In response, Microsoft provided Fortune with a statement that said in part, “Windows Phone 7 delivers an all managed code platform in order to provide developers with an easier and faster way to build higher quality and more captivating applications based on the proven and widely adopted Silverlight and XNA Framework technologies.” The statement didn’t dispute that the camera was off-limits.

Levant is quick to point out this precarious situation for some developers is merely a “snapshot in time,” that camera access could come just as quickly to developers via a software update as say, copy-paste and third-party multitasking will come to consumers. For some perspective, Android enabled camera API access to developers from the get-go when it launched in October 2008, while two-and-a-half years passed before Apple did the same with iOS. Indeed, when Yelp’s augmented reality app — the first on the iPhone — was released, it was reported that Yelp actually snuck the feature past Apple, which hadn’t yet officially opened up the camera API in iOS at that time.

It’s possible Microsoft isn’t showing all its cards because those camera tools aren’t fully cooked yet. Or if those tools are ready, Microsoft has another reason for not sharing them. (Could Microsoft be working on its own proprietary FaceTime-like video chat feature?) Unfortunately, deciphering Redmond’s intent from the statement provided to us wasn’t possible, so all we know is that while Apple might’ve had to wait for more powerful hardware and the maturation of its OS to unlock the camera, and second-comer Android was able to unlock it from Day 1, Microsoft was not, some two years after Android, able to follow suit and have a camera API ready on launch.

It’s important to note, again, that Microsoft could release an updated SDK at any time granting camera access, instantly resolving the issue.

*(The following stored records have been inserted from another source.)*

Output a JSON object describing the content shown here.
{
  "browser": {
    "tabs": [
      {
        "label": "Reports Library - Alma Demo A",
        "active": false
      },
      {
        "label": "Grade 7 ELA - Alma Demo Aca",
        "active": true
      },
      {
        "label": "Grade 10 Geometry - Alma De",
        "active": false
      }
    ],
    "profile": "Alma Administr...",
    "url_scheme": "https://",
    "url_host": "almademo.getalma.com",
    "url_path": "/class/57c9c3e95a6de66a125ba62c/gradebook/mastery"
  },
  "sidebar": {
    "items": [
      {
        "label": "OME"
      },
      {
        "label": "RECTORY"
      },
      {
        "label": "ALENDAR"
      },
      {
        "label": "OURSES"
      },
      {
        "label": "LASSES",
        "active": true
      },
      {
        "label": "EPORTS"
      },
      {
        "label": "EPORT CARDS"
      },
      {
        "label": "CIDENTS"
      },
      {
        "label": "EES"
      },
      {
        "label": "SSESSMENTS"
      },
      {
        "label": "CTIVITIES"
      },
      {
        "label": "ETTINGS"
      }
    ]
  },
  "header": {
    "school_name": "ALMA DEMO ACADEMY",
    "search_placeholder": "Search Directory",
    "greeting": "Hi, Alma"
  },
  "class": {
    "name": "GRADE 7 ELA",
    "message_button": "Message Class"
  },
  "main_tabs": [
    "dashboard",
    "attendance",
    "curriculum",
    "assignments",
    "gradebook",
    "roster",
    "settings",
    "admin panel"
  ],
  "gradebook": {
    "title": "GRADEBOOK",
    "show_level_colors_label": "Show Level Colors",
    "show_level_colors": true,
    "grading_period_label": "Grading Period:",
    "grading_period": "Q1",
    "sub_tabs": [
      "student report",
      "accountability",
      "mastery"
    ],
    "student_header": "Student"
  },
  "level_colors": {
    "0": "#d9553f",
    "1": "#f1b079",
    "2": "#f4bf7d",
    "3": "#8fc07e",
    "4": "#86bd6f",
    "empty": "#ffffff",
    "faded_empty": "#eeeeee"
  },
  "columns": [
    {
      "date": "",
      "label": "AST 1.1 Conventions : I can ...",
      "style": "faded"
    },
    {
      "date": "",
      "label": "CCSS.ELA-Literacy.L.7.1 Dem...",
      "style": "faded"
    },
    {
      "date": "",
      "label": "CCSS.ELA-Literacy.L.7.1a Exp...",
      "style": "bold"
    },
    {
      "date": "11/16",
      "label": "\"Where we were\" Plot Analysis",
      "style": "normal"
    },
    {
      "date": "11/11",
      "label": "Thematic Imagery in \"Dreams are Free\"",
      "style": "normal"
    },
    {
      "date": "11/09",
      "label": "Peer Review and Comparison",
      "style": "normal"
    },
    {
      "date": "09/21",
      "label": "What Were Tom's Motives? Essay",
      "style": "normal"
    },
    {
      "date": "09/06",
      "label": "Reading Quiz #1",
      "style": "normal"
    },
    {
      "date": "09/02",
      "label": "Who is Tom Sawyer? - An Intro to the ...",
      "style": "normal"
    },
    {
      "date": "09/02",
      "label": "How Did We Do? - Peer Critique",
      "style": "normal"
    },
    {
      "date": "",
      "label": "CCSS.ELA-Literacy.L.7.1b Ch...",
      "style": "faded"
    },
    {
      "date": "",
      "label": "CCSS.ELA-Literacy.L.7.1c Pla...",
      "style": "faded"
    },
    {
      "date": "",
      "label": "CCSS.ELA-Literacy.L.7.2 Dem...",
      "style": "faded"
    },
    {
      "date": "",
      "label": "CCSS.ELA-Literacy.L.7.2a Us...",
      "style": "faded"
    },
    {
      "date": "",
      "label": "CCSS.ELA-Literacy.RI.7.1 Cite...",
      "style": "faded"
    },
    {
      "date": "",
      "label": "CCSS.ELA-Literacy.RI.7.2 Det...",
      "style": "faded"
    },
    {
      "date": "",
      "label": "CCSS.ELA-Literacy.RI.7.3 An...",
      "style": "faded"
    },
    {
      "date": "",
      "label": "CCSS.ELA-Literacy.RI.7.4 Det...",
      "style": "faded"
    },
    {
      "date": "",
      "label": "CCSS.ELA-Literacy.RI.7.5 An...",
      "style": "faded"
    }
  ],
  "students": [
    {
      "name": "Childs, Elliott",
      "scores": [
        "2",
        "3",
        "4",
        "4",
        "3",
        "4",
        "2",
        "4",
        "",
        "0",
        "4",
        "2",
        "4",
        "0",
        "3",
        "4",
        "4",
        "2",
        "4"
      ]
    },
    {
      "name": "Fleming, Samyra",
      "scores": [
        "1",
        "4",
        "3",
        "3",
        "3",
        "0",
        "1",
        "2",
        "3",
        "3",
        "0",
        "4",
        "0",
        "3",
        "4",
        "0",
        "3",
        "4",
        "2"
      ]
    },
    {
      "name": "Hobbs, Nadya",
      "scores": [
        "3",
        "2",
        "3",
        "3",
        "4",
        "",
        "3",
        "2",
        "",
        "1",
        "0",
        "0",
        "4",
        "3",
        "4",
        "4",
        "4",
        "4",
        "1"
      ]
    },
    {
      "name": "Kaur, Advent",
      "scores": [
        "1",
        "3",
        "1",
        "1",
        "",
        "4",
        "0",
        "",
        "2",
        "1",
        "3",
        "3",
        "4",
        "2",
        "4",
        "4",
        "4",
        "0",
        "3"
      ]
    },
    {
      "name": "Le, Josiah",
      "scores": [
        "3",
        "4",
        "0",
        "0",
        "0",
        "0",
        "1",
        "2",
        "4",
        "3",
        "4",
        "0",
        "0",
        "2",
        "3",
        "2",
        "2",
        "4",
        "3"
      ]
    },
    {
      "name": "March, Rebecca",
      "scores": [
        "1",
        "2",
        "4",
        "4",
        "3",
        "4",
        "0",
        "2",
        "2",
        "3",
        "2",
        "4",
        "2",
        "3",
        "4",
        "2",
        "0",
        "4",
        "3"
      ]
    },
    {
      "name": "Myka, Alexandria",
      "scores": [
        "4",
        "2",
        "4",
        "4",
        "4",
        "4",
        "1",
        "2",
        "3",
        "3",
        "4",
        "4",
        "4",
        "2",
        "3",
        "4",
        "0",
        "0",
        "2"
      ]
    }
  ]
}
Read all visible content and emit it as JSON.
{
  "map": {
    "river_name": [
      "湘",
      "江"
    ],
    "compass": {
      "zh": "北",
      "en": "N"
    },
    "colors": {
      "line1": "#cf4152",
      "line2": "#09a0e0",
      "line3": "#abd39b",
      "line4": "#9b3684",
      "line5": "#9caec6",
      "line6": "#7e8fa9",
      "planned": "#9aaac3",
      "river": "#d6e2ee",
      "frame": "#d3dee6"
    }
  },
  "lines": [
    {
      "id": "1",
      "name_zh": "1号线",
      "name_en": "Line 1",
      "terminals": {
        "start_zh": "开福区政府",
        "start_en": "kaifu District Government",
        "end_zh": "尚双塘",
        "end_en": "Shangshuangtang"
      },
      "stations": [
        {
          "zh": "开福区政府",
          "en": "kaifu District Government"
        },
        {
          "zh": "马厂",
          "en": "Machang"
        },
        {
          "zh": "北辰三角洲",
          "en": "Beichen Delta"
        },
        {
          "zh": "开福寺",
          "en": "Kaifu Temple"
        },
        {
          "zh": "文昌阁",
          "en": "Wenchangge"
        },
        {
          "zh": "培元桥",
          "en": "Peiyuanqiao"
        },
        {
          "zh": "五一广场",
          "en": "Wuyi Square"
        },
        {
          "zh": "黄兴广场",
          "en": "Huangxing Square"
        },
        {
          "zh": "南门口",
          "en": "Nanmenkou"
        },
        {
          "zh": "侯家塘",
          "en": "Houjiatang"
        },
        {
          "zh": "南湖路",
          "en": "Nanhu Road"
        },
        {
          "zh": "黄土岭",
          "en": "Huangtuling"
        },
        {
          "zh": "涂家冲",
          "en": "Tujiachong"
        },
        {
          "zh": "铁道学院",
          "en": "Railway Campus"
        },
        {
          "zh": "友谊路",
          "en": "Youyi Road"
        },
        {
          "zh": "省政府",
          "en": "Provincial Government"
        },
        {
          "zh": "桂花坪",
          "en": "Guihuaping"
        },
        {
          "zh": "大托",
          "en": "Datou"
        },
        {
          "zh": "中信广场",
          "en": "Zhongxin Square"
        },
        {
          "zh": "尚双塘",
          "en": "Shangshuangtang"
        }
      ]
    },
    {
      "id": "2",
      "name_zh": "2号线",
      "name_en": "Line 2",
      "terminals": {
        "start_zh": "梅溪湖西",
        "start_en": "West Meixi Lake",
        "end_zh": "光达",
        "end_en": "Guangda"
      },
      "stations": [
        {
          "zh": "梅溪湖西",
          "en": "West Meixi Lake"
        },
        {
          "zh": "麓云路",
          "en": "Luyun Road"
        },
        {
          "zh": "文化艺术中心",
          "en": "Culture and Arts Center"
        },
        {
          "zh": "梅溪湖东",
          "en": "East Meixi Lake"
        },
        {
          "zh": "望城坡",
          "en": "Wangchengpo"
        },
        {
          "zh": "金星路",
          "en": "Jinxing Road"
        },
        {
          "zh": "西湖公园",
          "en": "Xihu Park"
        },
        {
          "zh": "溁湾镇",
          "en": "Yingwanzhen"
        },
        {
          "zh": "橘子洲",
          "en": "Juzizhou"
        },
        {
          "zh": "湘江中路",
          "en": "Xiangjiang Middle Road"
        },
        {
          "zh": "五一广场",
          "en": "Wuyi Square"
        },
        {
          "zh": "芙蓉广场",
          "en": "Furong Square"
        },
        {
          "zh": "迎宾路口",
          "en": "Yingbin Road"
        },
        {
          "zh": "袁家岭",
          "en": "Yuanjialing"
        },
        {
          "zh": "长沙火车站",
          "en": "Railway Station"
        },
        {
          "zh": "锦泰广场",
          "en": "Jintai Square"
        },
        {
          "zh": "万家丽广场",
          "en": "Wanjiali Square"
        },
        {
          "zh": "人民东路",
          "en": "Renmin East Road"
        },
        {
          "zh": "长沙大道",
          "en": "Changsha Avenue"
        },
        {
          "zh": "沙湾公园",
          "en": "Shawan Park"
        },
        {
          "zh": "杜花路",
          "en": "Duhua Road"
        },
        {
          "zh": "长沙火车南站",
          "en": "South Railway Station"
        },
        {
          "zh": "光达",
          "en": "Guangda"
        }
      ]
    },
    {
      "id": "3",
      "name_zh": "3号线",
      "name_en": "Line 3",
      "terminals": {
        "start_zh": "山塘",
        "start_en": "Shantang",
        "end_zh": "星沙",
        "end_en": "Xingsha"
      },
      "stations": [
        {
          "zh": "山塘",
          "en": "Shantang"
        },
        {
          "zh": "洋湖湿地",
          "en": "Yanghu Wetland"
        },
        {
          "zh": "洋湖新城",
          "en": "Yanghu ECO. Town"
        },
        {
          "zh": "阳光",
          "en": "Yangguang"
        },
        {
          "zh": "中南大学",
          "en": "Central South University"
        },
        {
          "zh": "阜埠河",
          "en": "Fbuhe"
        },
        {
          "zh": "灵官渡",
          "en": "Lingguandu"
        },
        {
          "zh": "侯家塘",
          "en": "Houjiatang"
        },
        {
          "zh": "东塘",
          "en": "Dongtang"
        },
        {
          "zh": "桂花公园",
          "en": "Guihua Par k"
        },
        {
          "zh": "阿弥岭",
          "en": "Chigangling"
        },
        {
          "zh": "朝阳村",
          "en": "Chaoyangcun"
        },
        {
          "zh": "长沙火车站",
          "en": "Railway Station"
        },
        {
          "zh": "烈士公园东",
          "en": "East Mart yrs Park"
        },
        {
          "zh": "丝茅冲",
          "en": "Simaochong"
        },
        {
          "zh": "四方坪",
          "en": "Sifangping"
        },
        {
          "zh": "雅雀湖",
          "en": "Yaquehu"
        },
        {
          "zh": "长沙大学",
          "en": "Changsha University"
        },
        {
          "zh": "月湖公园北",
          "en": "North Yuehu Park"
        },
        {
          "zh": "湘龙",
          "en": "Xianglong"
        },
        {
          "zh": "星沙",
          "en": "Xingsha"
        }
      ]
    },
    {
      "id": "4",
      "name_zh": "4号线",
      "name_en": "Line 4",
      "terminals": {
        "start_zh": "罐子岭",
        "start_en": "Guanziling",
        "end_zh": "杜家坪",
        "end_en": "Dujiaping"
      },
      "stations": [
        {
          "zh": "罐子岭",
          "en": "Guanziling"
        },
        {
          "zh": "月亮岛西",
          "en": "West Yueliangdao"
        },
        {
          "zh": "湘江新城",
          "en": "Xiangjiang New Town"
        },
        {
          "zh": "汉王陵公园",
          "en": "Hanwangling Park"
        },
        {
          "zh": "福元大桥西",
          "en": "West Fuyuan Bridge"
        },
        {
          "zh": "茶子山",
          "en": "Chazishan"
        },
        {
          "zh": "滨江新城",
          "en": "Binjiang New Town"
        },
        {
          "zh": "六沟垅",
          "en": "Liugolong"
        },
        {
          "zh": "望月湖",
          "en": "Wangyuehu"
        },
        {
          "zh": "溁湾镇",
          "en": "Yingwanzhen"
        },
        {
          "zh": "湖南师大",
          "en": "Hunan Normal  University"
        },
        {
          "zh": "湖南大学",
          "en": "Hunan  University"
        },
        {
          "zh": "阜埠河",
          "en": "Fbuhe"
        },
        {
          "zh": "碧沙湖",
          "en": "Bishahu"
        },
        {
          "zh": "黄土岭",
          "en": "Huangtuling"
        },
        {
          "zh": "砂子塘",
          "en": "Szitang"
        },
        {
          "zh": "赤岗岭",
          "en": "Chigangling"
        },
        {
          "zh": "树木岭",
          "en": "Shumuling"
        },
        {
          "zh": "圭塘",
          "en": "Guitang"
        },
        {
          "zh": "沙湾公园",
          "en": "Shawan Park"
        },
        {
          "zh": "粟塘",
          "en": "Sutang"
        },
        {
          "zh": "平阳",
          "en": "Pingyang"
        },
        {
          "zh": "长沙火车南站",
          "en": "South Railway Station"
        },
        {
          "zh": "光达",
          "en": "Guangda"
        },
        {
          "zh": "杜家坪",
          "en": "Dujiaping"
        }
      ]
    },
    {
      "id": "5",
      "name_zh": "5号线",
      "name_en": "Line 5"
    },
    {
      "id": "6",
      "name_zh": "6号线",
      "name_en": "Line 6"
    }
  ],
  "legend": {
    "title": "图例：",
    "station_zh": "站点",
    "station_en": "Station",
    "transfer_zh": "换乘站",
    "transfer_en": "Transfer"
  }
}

But the company, three years behind the competition, needs as much developer support as possible as soon as possible. Withholding some of the tools necessary to build a viable app ecosystem at launch, whatever the reason, won’t encourage developers to jump over to Windows Phone 7 anytime soon.

Update: In an additional statement issued after publication, Microsoft clarified its stance with developers. The company provides third-party developers access to the camera for taking photos, but does not dispute the omission of camera video access as required for augmented reality and video chat.